Video advertising is booming, but a top political strategist is convinced that, at least on Snapchat, digital stickers are a better option.
About 179,000 people in Ohio on Thursday chose to decorate images they were posting on Snapchat with an overlay sponsored by the advocacy group Secure America Now. For the price of about 150,000 views of an ad on YouTube, Secure America Now garnered nearly 2.57 million views on Snapchat and an untold number on other social apps.
But just as important to Vincent Harris, the consultant behind the ad, was that people who used the filter overlay became participants in the advertising.
"To actually engage with people rather than shoving content down people's throats, like your parents do, that's what younger people are expecting now," Harris said. "They want to generate creativity, to take part in the debate."
Users in Ohio, where a presidential debate was being held, could see the ad after capturing an image and swiping left on their device.
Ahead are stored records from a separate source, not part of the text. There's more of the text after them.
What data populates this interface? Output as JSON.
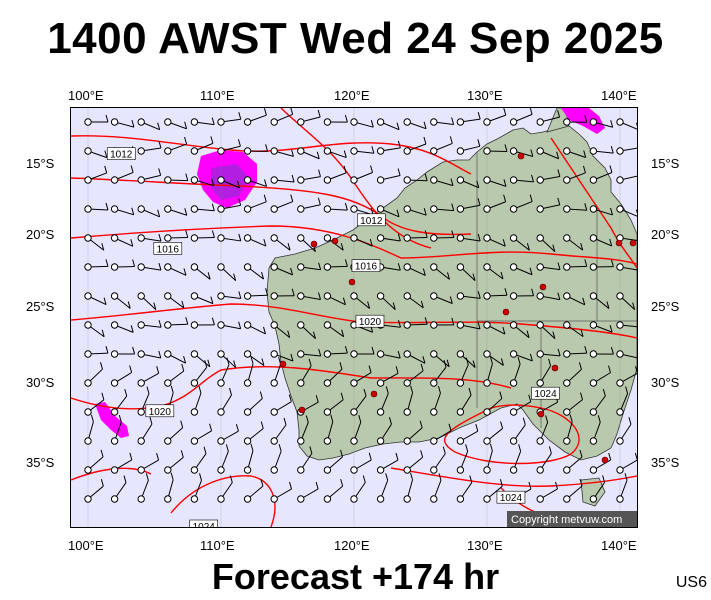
{
  "title": "1400 AWST Wed 24 Sep 2025",
  "subtitle": "Forecast +174 hr",
  "region_code": "US6",
  "copyright": "Copyright metvuw.com",
  "axes": {
    "lon_labels": [
      "100°E",
      "110°E",
      "120°E",
      "130°E",
      "140°E"
    ],
    "lat_labels": [
      "15°S",
      "20°S",
      "25°S",
      "30°S",
      "35°S"
    ]
  },
  "isobar_labels": [
    {
      "text": "1012",
      "lon": 102.5,
      "lat": -14.5
    },
    {
      "text": "1012",
      "lon": 121.3,
      "lat": -19.0
    },
    {
      "text": "1016",
      "lon": 106.0,
      "lat": -21.0
    },
    {
      "text": "1016",
      "lon": 120.9,
      "lat": -22.2
    },
    {
      "text": "1020",
      "lon": 121.2,
      "lat": -26.0
    },
    {
      "text": "1020",
      "lon": 105.4,
      "lat": -31.8
    },
    {
      "text": "1024",
      "lon": 134.4,
      "lat": -30.7
    },
    {
      "text": "1024",
      "lon": 131.8,
      "lat": -37.2
    },
    {
      "text": "1024",
      "lon": 108.7,
      "lat": -39.3
    }
  ],
  "colors": {
    "ocean": "#e6e6ff",
    "land": "#b9c9ad",
    "isobar": "#ff0000",
    "precip": "#ff00ff",
    "precip_heavy": "#b21fe0",
    "wind": "#000000"
  }
}
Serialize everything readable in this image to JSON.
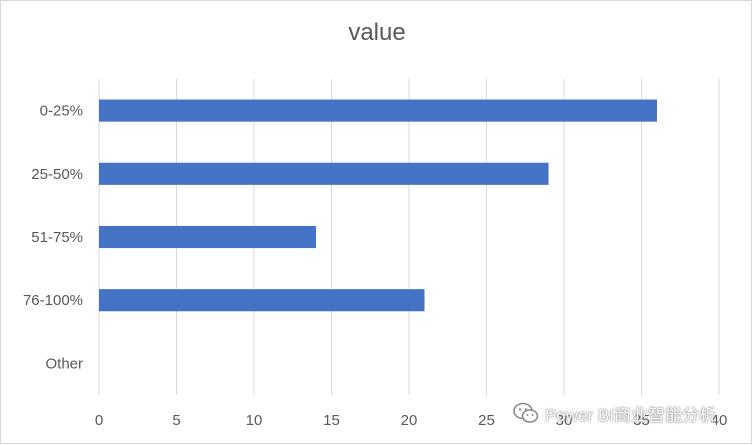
{
  "chart_data": {
    "type": "bar",
    "orientation": "horizontal",
    "title": "value",
    "categories": [
      "0-25%",
      "25-50%",
      "51-75%",
      "76-100%",
      "Other"
    ],
    "values": [
      36,
      29,
      14,
      21,
      0
    ],
    "xlim": [
      0,
      40
    ],
    "xticks": [
      "0",
      "5",
      "10",
      "15",
      "20",
      "25",
      "30",
      "35",
      "40"
    ],
    "xlabel": "",
    "ylabel": "",
    "grid": "vertical",
    "bar_color": "#4472c4",
    "grid_color": "#d9d9d9",
    "label_color": "#595959"
  },
  "watermark": {
    "text": "Power BI商业智能分析",
    "icon": "wechat-icon"
  }
}
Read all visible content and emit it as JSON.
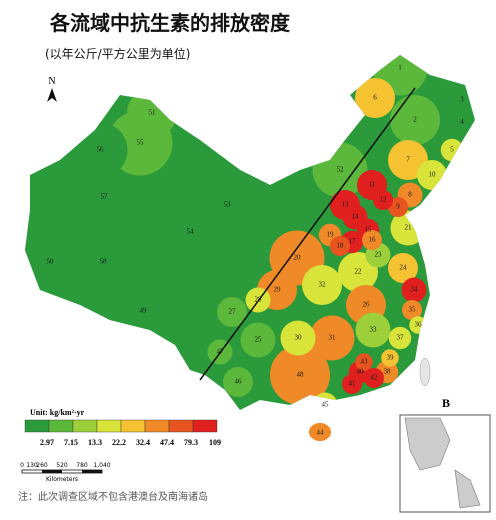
{
  "title": "各流域中抗生素的排放密度",
  "subtitle": "(以年公斤/平方公里为单位)",
  "north": "N",
  "panel": "B",
  "legend": {
    "unit": "Unit: kg/km²·yr",
    "colors": [
      "#2a9a3a",
      "#5cb83a",
      "#9ccf3a",
      "#d8e43a",
      "#f5c232",
      "#f08a28",
      "#e8541f",
      "#e01f1f"
    ],
    "ticks": [
      2.97,
      7.15,
      13.3,
      22.2,
      32.4,
      47.4,
      79.3,
      109
    ]
  },
  "scale": {
    "labels": [
      "0",
      "130",
      "260",
      "520",
      "780",
      "1,040"
    ],
    "unit": "Kilometers"
  },
  "note": "注：此次调查区域不包含港澳台及南海诸岛",
  "regions": [
    {
      "label": "1",
      "color": "#5cb83a"
    },
    {
      "label": "2",
      "color": "#5cb83a"
    },
    {
      "label": "3",
      "color": "#2a9a3a"
    },
    {
      "label": "4",
      "color": "#2a9a3a"
    },
    {
      "label": "5",
      "color": "#d8e43a"
    },
    {
      "label": "6",
      "color": "#f5c232"
    },
    {
      "label": "7",
      "color": "#f5c232"
    },
    {
      "label": "8",
      "color": "#f08a28"
    },
    {
      "label": "9",
      "color": "#e8541f"
    },
    {
      "label": "10",
      "color": "#d8e43a"
    },
    {
      "label": "11",
      "color": "#e01f1f"
    },
    {
      "label": "12",
      "color": "#e01f1f"
    },
    {
      "label": "13",
      "color": "#e01f1f"
    },
    {
      "label": "14",
      "color": "#e01f1f"
    },
    {
      "label": "15",
      "color": "#e01f1f"
    },
    {
      "label": "16",
      "color": "#f08a28"
    },
    {
      "label": "17",
      "color": "#e01f1f"
    },
    {
      "label": "18",
      "color": "#e8541f"
    },
    {
      "label": "19",
      "color": "#f08a28"
    },
    {
      "label": "20",
      "color": "#f08a28"
    },
    {
      "label": "21",
      "color": "#d8e43a"
    },
    {
      "label": "22",
      "color": "#d8e43a"
    },
    {
      "label": "23",
      "color": "#9ccf3a"
    },
    {
      "label": "24",
      "color": "#f5c232"
    },
    {
      "label": "25",
      "color": "#5cb83a"
    },
    {
      "label": "26",
      "color": "#f08a28"
    },
    {
      "label": "27",
      "color": "#5cb83a"
    },
    {
      "label": "28",
      "color": "#d8e43a"
    },
    {
      "label": "29",
      "color": "#f08a28"
    },
    {
      "label": "30",
      "color": "#d8e43a"
    },
    {
      "label": "31",
      "color": "#f08a28"
    },
    {
      "label": "32",
      "color": "#d8e43a"
    },
    {
      "label": "33",
      "color": "#9ccf3a"
    },
    {
      "label": "34",
      "color": "#e01f1f"
    },
    {
      "label": "35",
      "color": "#f08a28"
    },
    {
      "label": "36",
      "color": "#d8e43a"
    },
    {
      "label": "37",
      "color": "#d8e43a"
    },
    {
      "label": "38",
      "color": "#f08a28"
    },
    {
      "label": "39",
      "color": "#f5c232"
    },
    {
      "label": "40",
      "color": "#e01f1f"
    },
    {
      "label": "41",
      "color": "#e01f1f"
    },
    {
      "label": "42",
      "color": "#e01f1f"
    },
    {
      "label": "43",
      "color": "#e8541f"
    },
    {
      "label": "44",
      "color": "#f08a28"
    },
    {
      "label": "45",
      "color": "#d8e43a"
    },
    {
      "label": "46",
      "color": "#5cb83a"
    },
    {
      "label": "47",
      "color": "#5cb83a"
    },
    {
      "label": "48",
      "color": "#f08a28"
    },
    {
      "label": "49",
      "color": "#2a9a3a"
    },
    {
      "label": "50",
      "color": "#2a9a3a"
    },
    {
      "label": "51",
      "color": "#5cb83a"
    },
    {
      "label": "52",
      "color": "#5cb83a"
    },
    {
      "label": "53",
      "color": "#2a9a3a"
    },
    {
      "label": "54",
      "color": "#2a9a3a"
    },
    {
      "label": "55",
      "color": "#5cb83a"
    },
    {
      "label": "56",
      "color": "#2a9a3a"
    },
    {
      "label": "57",
      "color": "#2a9a3a"
    },
    {
      "label": "58",
      "color": "#2a9a3a"
    }
  ]
}
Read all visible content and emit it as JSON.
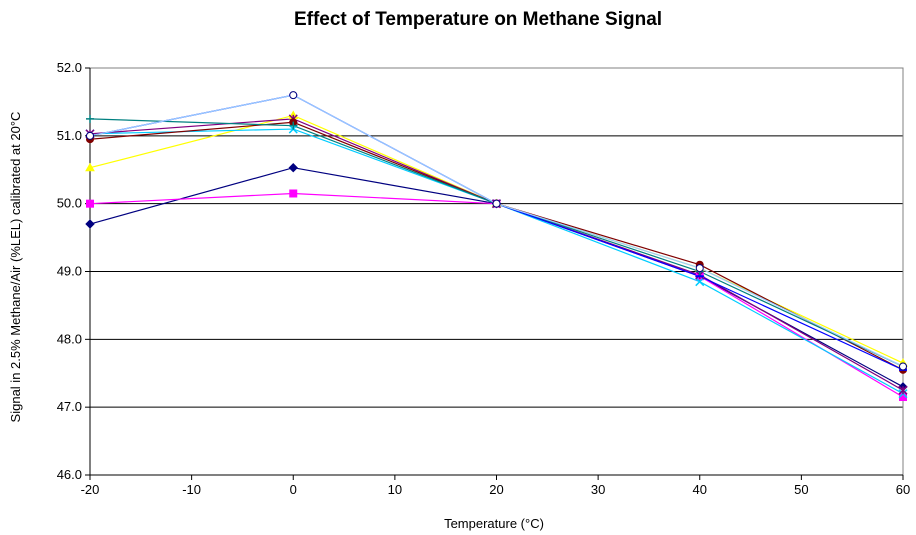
{
  "chart_data": {
    "type": "line",
    "title": "Effect of Temperature on Methane Signal",
    "xlabel": "Temperature (°C)",
    "ylabel": "Signal in 2.5% Methane/Air (%LEL) calibrated at 20°C",
    "xlim": [
      -20,
      60
    ],
    "ylim": [
      46.0,
      52.0
    ],
    "x_ticks": [
      "-20",
      "-10",
      "0",
      "10",
      "20",
      "30",
      "40",
      "50",
      "60"
    ],
    "y_ticks": [
      "46.0",
      "47.0",
      "48.0",
      "49.0",
      "50.0",
      "51.0",
      "52.0"
    ],
    "grid": "horizontal",
    "legend": "none",
    "x": [
      -20,
      0,
      20,
      40,
      60
    ],
    "series": [
      {
        "color": "#000080",
        "marker": "diamond",
        "values": [
          49.7,
          50.53,
          50.0,
          48.93,
          47.3
        ]
      },
      {
        "color": "#ff00ff",
        "marker": "square",
        "values": [
          50.0,
          50.15,
          50.0,
          48.93,
          47.15
        ]
      },
      {
        "color": "#ffff00",
        "marker": "triangle",
        "values": [
          50.53,
          51.3,
          50.0,
          49.05,
          47.65
        ]
      },
      {
        "color": "#00ccff",
        "marker": "x",
        "values": [
          51.03,
          51.1,
          50.0,
          48.85,
          47.2
        ]
      },
      {
        "color": "#800080",
        "marker": "star",
        "values": [
          51.03,
          51.25,
          50.0,
          48.95,
          47.25
        ]
      },
      {
        "color": "#800000",
        "marker": "circle",
        "values": [
          50.95,
          51.2,
          50.0,
          49.1,
          47.55
        ]
      },
      {
        "color": "#008080",
        "marker": "plus",
        "values": [
          51.25,
          51.15,
          50.0,
          49.0,
          47.6
        ]
      },
      {
        "color": "#0000ff",
        "marker": "dash",
        "values": [
          51.0,
          51.6,
          50.0,
          48.93,
          47.55
        ]
      },
      {
        "color": "#99ccff",
        "marker": "open-circle",
        "values": [
          51.0,
          51.6,
          50.0,
          49.05,
          47.6
        ]
      }
    ]
  }
}
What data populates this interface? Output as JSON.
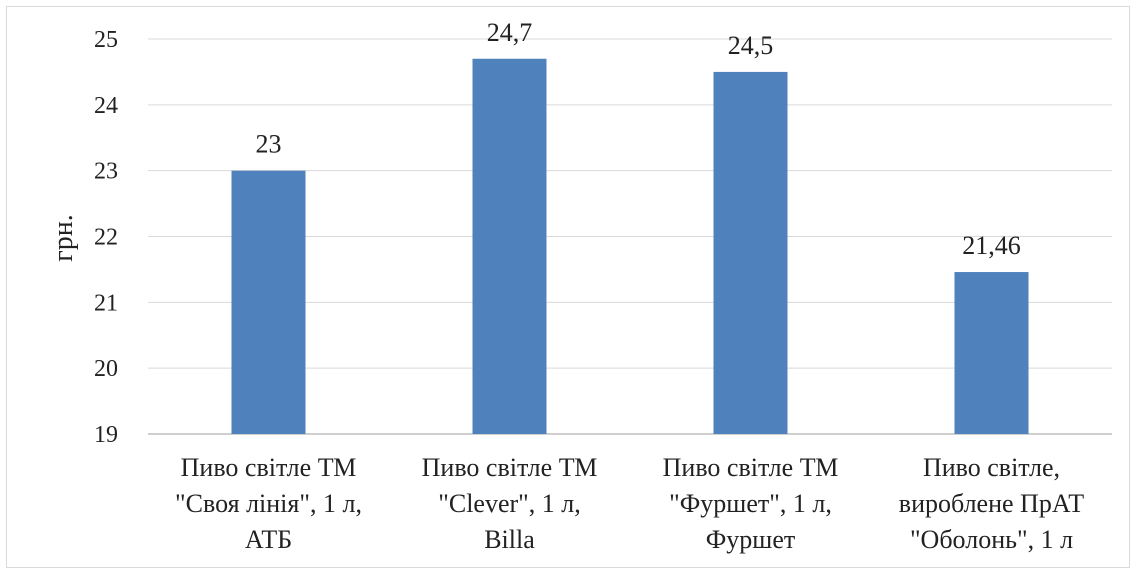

It prompted users to show off how they felt about the recently struck nuclear arms agreement between the U.S. and Iran. One creative expression: answering with a picture of excrement.
Many of Snapchat's young users were probably unfamiliar with the agreement, but the ad prompted discussion.
"This was raising awareness of the bad deal," Harris said. "And obviously, I'd say the 179,000 showed that they care."
Harris said he also was "blown away" that so many people exported the images with the filter from Snapchat and then re-uploaded them to Twitter, Instagram and Facebook.
McDonald's, Nike and Starbucks have also given the filter ads a try. But video is still the bulk of the advertising on Snapchat. Political groups have been happy with the viewership of those, too.
Running video ads on Snapchat last week seen by tens of thousands of people corresponded with an increase in website visitors for a group backing John Kasich's presidential bid and an uptick in volunteer sign-ups for NextGen Climate Action Committee.